Try as he may, Pennsylvania’s Lt. Gov. is no ex-con. But he does try to sell that look for every sympathy vote he can get.
From the cold gray or institutional green shirts, to the shaven dome, to the al-Qaeda-esque goatee sans ‘stash, to the ink that’s never seen the inside of a correctional facility.
Not bad for a guy with two masters’ degrees as well as living in his mom’s basement into his 40s, huh?
But in all fairness to His Fraudulent Feloniusness, he actually did have a singular run-in with the law.
As seen in the video below, Fetterman once thought he heard “Automatic weapons fire” (actually just kids shooting off bottle rockets). Fetterman pulls a shotgun on some black guy who was just out for a run.
If you’re curious, Fetterman was never charged for illegally detaining an innocent person (I think that’s called “Kidnapping”) or for threatening an innocent guy with a firearm.
But back to the topic at hand.
So how does the guy who wants to be the next US Senator from the Keystone State commemorate the 21st anniversary of the Islamist terrorist attacks on the United States?
Simple, he’s the headliner at a chop-unborn-kids-into-small-pieces event hosted by a professional cop-hater.
As reported by Chuck Ross of the Washington Free Beacon (emphasis mine);
Pennsylvania Democrat John Fetterman is holding a campaign event on Sunday, September 11, though not to commemorate the anniversary of the terrorist attacks. Instead, the Senate hopeful is holding a pro-abortion rally alongside an activist who supports the movement to defund police.

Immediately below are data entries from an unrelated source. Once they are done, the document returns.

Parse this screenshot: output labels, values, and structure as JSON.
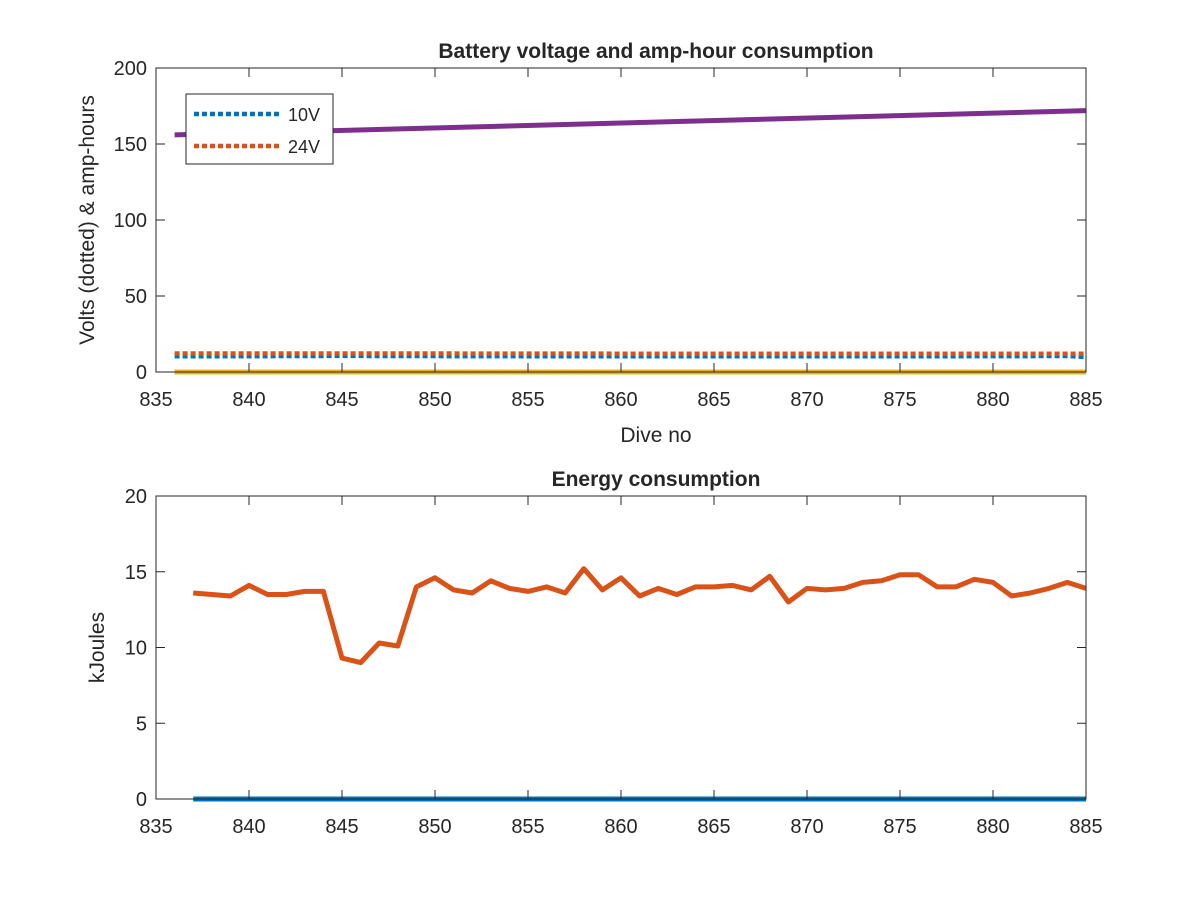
{
  "chart_data": [
    {
      "type": "line",
      "title": "Battery voltage and amp-hour consumption",
      "xlabel": "Dive no",
      "ylabel": "Volts (dotted) & amp-hours",
      "xlim": [
        835,
        885
      ],
      "ylim": [
        0,
        200
      ],
      "xticks": [
        835,
        840,
        845,
        850,
        855,
        860,
        865,
        870,
        875,
        880,
        885
      ],
      "yticks": [
        0,
        50,
        100,
        150,
        200
      ],
      "grid": false,
      "legend": {
        "placement": "top-left"
      },
      "series": [
        {
          "name": "10V",
          "style": "dotted",
          "color": "#0072BD",
          "x": [
            836,
            845,
            855,
            865,
            875,
            884,
            885
          ],
          "values": [
            10.3,
            10.6,
            10.4,
            10.3,
            10.3,
            10.5,
            9.9
          ]
        },
        {
          "name": "24V",
          "style": "dotted",
          "color": "#D95319",
          "x": [
            836,
            845,
            855,
            865,
            875,
            885
          ],
          "values": [
            12.2,
            12.2,
            12.1,
            12.0,
            12.0,
            12.0
          ]
        },
        {
          "name": "",
          "style": "solid",
          "color": "#EDB120",
          "x": [
            836,
            885
          ],
          "values": [
            0,
            0
          ]
        },
        {
          "name": "",
          "style": "solid",
          "color": "#7E2F8E",
          "x": [
            836,
            885
          ],
          "values": [
            156,
            172
          ]
        }
      ]
    },
    {
      "type": "line",
      "title": "Energy consumption",
      "xlabel": "",
      "ylabel": "kJoules",
      "xlim": [
        835,
        885
      ],
      "ylim": [
        0,
        20
      ],
      "xticks": [
        835,
        840,
        845,
        850,
        855,
        860,
        865,
        870,
        875,
        880,
        885
      ],
      "yticks": [
        0,
        5,
        10,
        15,
        20
      ],
      "grid": false,
      "series": [
        {
          "name": "",
          "style": "solid",
          "color": "#0072BD",
          "x": [
            837,
            885
          ],
          "values": [
            0,
            0
          ]
        },
        {
          "name": "",
          "style": "solid",
          "color": "#D95319",
          "x": [
            837,
            838,
            839,
            840,
            841,
            842,
            843,
            844,
            845,
            846,
            847,
            848,
            849,
            850,
            851,
            852,
            853,
            854,
            855,
            856,
            857,
            858,
            859,
            860,
            861,
            862,
            863,
            864,
            865,
            866,
            867,
            868,
            869,
            870,
            871,
            872,
            873,
            874,
            875,
            876,
            877,
            878,
            879,
            880,
            881,
            882,
            883,
            884,
            885
          ],
          "values": [
            13.6,
            13.5,
            13.4,
            14.1,
            13.5,
            13.5,
            13.7,
            13.7,
            9.3,
            9.0,
            10.3,
            10.1,
            14.0,
            14.6,
            13.8,
            13.6,
            14.4,
            13.9,
            13.7,
            14.0,
            13.6,
            15.2,
            13.8,
            14.6,
            13.4,
            13.9,
            13.5,
            14.0,
            14.0,
            14.1,
            13.8,
            14.7,
            13.0,
            13.9,
            13.8,
            13.9,
            14.3,
            14.4,
            14.8,
            14.8,
            14.0,
            14.0,
            14.5,
            14.3,
            13.4,
            13.6,
            13.9,
            14.3,
            13.9
          ]
        }
      ]
    }
  ]
}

The “Women for Fetterman” event is aimed at showcasing the candidate’s support for “reproductive freedom” in the wake of the Supreme Court decision to overturn Roe v. Wade. Fetterman, who has said he does not support any limits on abortion, will appear with female lawmakers and Planned Parenthood president Alexis McGill Johnson.
The pro-abortion group has said it “supports efforts to defund and divest from the police” because of their “continued militarization and brutal treatment of Black people.” McGill Johnson said in September 2020 that “we must keep demanding change, including the call to defund the police.”